The announcement has been made that Professor Maulsby and a
class in English literature are preparing an old English comedy for Doister. representation in the early spring. This announcement means some
thing more than that a few young men of the college are about to give a play in which dramatic presentation is the chief interest. To transport the spectator from a place of learning of the nineteenth century to a great school of the sixteenth, with the changes in costume, language, methods of thought, etc., which that transportation implies, and to graphically set forth the conditions in the midst of which English comedy had its origin, is the aim of the English department.

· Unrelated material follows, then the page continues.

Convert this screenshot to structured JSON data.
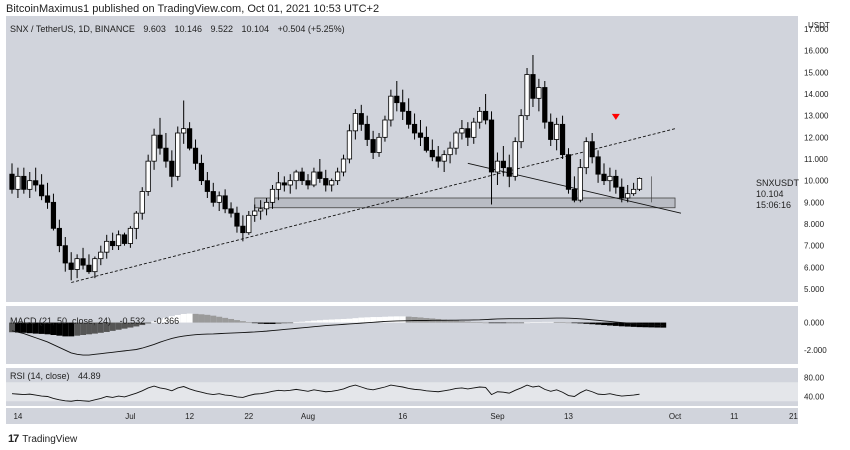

Perhaps a few words about the comedy selected for production may not be untimely. Whether considered from the historical, personal, literary, or romantic standpoint, if the last term may be used to characterize the fate of the only original copy, it is rich in interest.
It is the first English comedy. For nearly two centuries Bishop Still received homage from men of letters for writing, in a style it must be confessed scarcely sacerdotal, the first English comedy, called “ Gammer Gurton's Needle "(1566). It was not much to boast of, as a play, but still it was the earliest we had, and to the worthy Bishop due honor was paid, till a more legitimate claimant dispossessed him.